# New Orleans



## ctt17 (May 7, 2007)

Guys,

Wife and I are taking about taking a short trip to NO this late fall/winter. I got the green light to book a redfish trip with Fly Water Expeditions. 

Anyone has any advice on when to book a trip over there? Besides frequency of cold fronts, any difference on Oct/Nov/Dec?

Thanks,
Craig


----------



## POCsaltdog (Nov 26, 2014)

ctt17 said:


> Guys,
> 
> Wife and I are taking about taking a short trip to NO this late fall/winter. I got the green light to book a redfish trip with Fly Water Expeditions.
> 
> ...


October is the best IMO. Preferably 10 days prior to a full moon. November is just as good, but dodging fronts. October is actually my favorite time of year. Nothing but BULL REDS.


----------



## TXyakker (Aug 18, 2005)

Hopefully you'll get to fish with Greg. He's a great guide and a great dude to boot! I went to Tulane with him and we fished the marshes south of NOLA way before he became big time.


----------



## ctt17 (May 7, 2007)

POCsaltdog said:


> October is the best IMO. Preferably 10 days prior to a full moon. November is just as good, but dodging fronts. October is actually my favorite time of year. Nothing but BULL REDS.


Thanks for the advice.

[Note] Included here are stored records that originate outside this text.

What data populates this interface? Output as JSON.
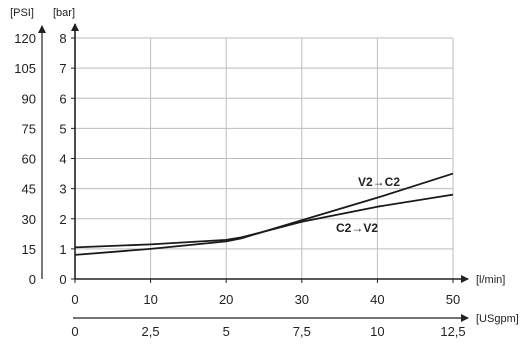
{
  "chart_data": {
    "type": "line",
    "y_axes": [
      {
        "unit_label": "[PSI]",
        "ticks": [
          "0",
          "15",
          "30",
          "45",
          "60",
          "75",
          "90",
          "105",
          "120"
        ]
      },
      {
        "unit_label": "[bar]",
        "ticks": [
          "0",
          "1",
          "2",
          "3",
          "4",
          "5",
          "6",
          "7",
          "8"
        ],
        "ylim": [
          0,
          8
        ]
      }
    ],
    "x_axes": [
      {
        "unit_label": "[l/min]",
        "ticks": [
          "0",
          "10",
          "20",
          "30",
          "40",
          "50"
        ],
        "xlim": [
          0,
          50
        ]
      },
      {
        "unit_label": "[USgpm]",
        "ticks": [
          "0",
          "2,5",
          "5",
          "7,5",
          "10",
          "12,5"
        ]
      }
    ],
    "grid": true,
    "series": [
      {
        "name": "V2→C2",
        "x": [
          0,
          10,
          20,
          22,
          30,
          40,
          50
        ],
        "y": [
          0.8,
          1.0,
          1.25,
          1.35,
          1.95,
          2.7,
          3.5
        ]
      },
      {
        "name": "C2→V2",
        "x": [
          0,
          10,
          20,
          22,
          30,
          40,
          50
        ],
        "y": [
          1.05,
          1.15,
          1.3,
          1.38,
          1.9,
          2.4,
          2.8
        ]
      }
    ]
  }
}
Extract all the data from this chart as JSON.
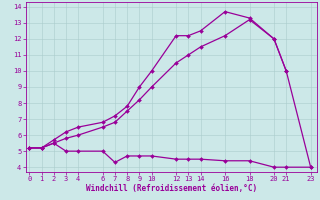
{
  "xlabel": "Windchill (Refroidissement éolien,°C)",
  "line_color": "#990099",
  "background_color": "#cce8e8",
  "grid_color": "#aacccc",
  "lines": [
    {
      "x": [
        0,
        1,
        2,
        3,
        4,
        6,
        7,
        8,
        9,
        10,
        12,
        13,
        14,
        16,
        18,
        20,
        21,
        23
      ],
      "y": [
        5.2,
        5.2,
        5.5,
        5.0,
        5.0,
        5.0,
        4.3,
        4.7,
        4.7,
        4.7,
        4.5,
        4.5,
        4.5,
        4.4,
        4.4,
        4.0,
        4.0,
        4.0
      ]
    },
    {
      "x": [
        0,
        1,
        2,
        3,
        4,
        6,
        7,
        8,
        9,
        10,
        12,
        13,
        14,
        16,
        18,
        20,
        21,
        23
      ],
      "y": [
        5.2,
        5.2,
        5.5,
        5.8,
        6.0,
        6.5,
        6.8,
        7.5,
        8.2,
        9.0,
        10.5,
        11.0,
        11.5,
        12.2,
        13.2,
        12.0,
        10.0,
        4.0
      ]
    },
    {
      "x": [
        0,
        1,
        2,
        3,
        4,
        6,
        7,
        8,
        9,
        10,
        12,
        13,
        14,
        16,
        18,
        20,
        21
      ],
      "y": [
        5.2,
        5.2,
        5.7,
        6.2,
        6.5,
        6.8,
        7.2,
        7.8,
        9.0,
        10.0,
        12.2,
        12.2,
        12.5,
        13.7,
        13.3,
        12.0,
        10.0
      ]
    }
  ],
  "xlim": [
    -0.3,
    23.5
  ],
  "ylim": [
    3.7,
    14.3
  ],
  "xticks": [
    0,
    1,
    2,
    3,
    4,
    6,
    7,
    8,
    9,
    10,
    12,
    13,
    14,
    16,
    18,
    20,
    21,
    23
  ],
  "yticks": [
    4,
    5,
    6,
    7,
    8,
    9,
    10,
    11,
    12,
    13,
    14
  ],
  "marker": "D",
  "markersize": 2,
  "linewidth": 0.9,
  "tick_fontsize": 5,
  "label_fontsize": 5.5
}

Our wedding anniversary is in Dec, so I'll prob have to book closer to the later part of the year.

Fishing wise, what's the water like at that time? Do you think I'll have shots at bigger fish later in the year?


----------



## quattro (Sep 28, 2014)

Oct/Nov are peak times for the ideal weather and big fish. But the big fish are there through feb. Weather can be dodgy in jan/feb but the fish are huge.
Better look to book soon as the fall often books close to a year in advance and by three months out will be challenging to find an available guide.


----------



## Ripin' Lips (Jul 3, 2012)

ctt17 said:


> Guys,
> 
> Wife and I are taking about taking a short trip to NO this late fall/winter. I got the green light to book a redfish trip with Fly Water Expeditions.
> 
> ...


I'd ask Greg for recommendations for the best time to go. Weather can be spotty so if possible, book multiple days. If you cant fish with Greg, i would recommend Paul Lappin or Nick Sassic.


----------